De ondergetekende stelt het volgende amendement voor:
I
In artikel I, onderdeel O, onder 2, komt het tweede lid, onder c, te luiden:
-
c. incidentele toeslagverlening om in het verleden doorgevoerde vermindering van pensioenaanspraken
en pensioenrechten te compenseren kan worden verleend indien die toeslagverlening
geen gevolgen heeft voor de toeslagverlening in de toekomst overeenkomstig onderdeel
b en de beleidsdekkingsgraad het niveau van het vereist eigen vermogen, bedoeld in
artikel 132, behoudt.
II
In artikel II, onderdeel M, onder 2, komt het tweede lid, onder c, te luiden:
-
c. incidentele toeslagverlening om in het verleden doorgevoerde vermindering van pensioenaanspraken
en pensioenrechten te compenseren kan worden verleend indien die toeslagverlening
geen gevolgen heeft voor de toeslagverlening in de toekomst overeenkomstig onderdeel
b en de beleidsdekkingsgraad het niveau van het vereist eigen vermogen, bedoeld in
artikel 127, behoudt.
Toelichting
Dit amendement wijzigt de in de Wet aanpassing financieel toetsingskader voorgestelde
nieuwe spelregels ten aanzien van het compenseren van gemiste indexatie en het ongedaan
maken van kortingen.
De nieuwe spelregel dat slechts 1/10e deel van het vermogensoverschot voor het repareren
van kortingen op pensioenaanspraken en pensioenuitkeringen kan worden ingezet, komt
te vervallen. Op deze manier wordt voorkomen dat bij hoge dekkingsgraden onnodig lang
uitstel van reparatie van kortingen plaatsvindt.

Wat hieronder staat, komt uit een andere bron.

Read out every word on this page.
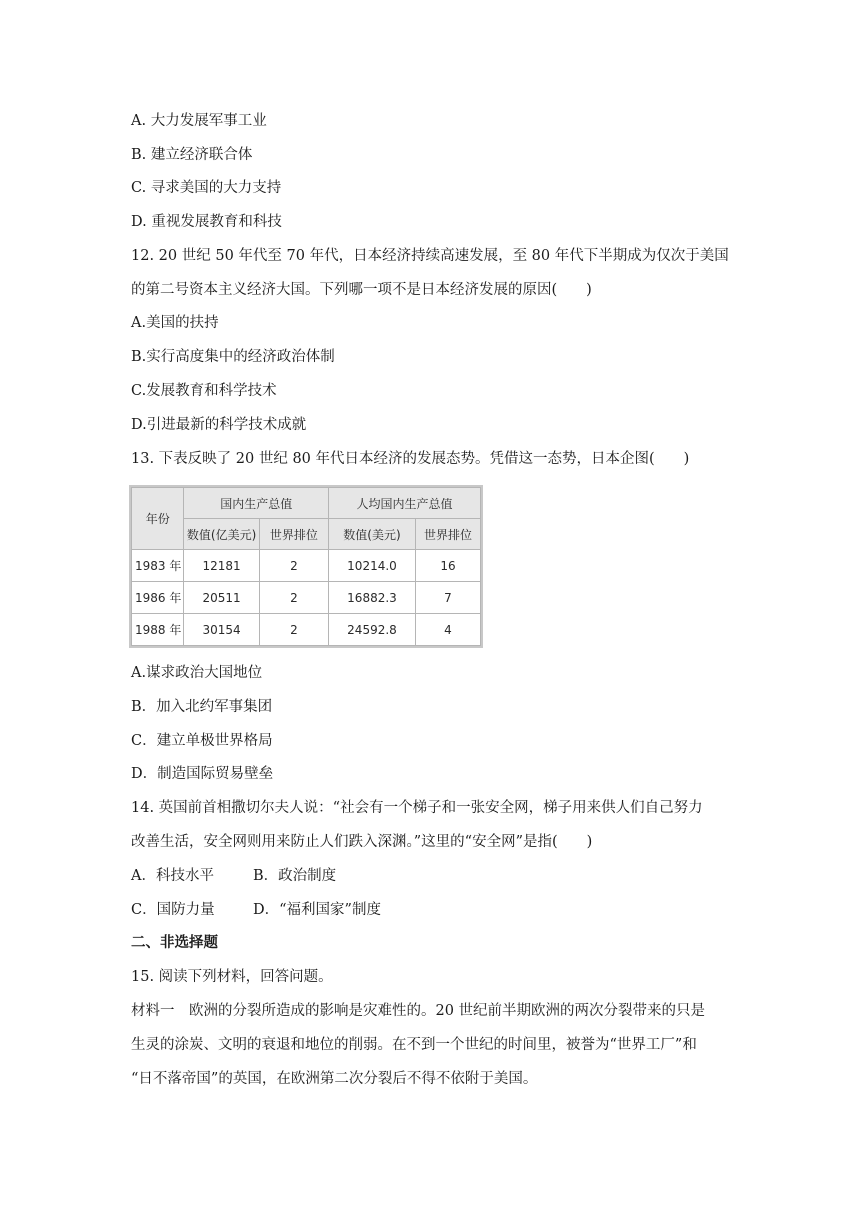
A. 大力发展军事工业
B. 建立经济联合体
C. 寻求美国的大力支持
D. 重视发展教育和科技
12. 20 世纪 50 年代至 70 年代，日本经济持续高速发展，至 80 年代下半期成为仅次于美国
的第二号资本主义经济大国。下列哪一项不是日本经济发展的原因(　　)
A.美国的扶持
B.实行高度集中的经济政治体制
C.发展教育和科学技术
D.引进最新的科学技术成就
13. 下表反映了 20 世纪 80 年代日本经济的发展态势。凭借这一态势，日本企图(　　)
年份	国内生产总值		人均国内生产总值	
	数值(亿美元)	世界排位	数值(美元)	世界排位
1983 年	12181	2	10214.0	16
1986 年	20511	2	16882.3	7
1988 年	30154	2	24592.8	4
A.谋求政治大国地位
B．加入北约军事集团
C．建立单极世界格局
D．制造国际贸易壁垒
14. 英国前首相撒切尔夫人说：“社会有一个梯子和一张安全网，梯子用来供人们自己努力
改善生活，安全网则用来防止人们跌入深渊。”这里的“安全网”是指(　　)
A．科技水平	B．政治制度
C．国防力量	D．“福利国家”制度
二、非选择题
15. 阅读下列材料，回答问题。
材料一　欧洲的分裂所造成的影响是灾难性的。20 世纪前半期欧洲的两次分裂带来的只是
生灵的涂炭、文明的衰退和地位的削弱。在不到一个世纪的时间里，被誉为“世界工厂”和
“日不落帝国”的英国，在欧洲第二次分裂后不得不依附于美国。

Ter bescherming van de nominale zekerheid geldt daarbij als randvoorwaarde dat het
niveau van het vereist eigen vermogen behouden moet blijven. Bovendien gaat reguliere
toeslagverlening voor op incidentele reparatie van kortingen.
Artikelsgewijze toelichting
Artikel I
In artikel I wordt een wijziging voorgesteld van artikel I, onderdeel O. In dit onderdeel
worden nieuwe indexatieregels geïntroduceerd in artikel 137, tweede lid, van de Pensioenwet.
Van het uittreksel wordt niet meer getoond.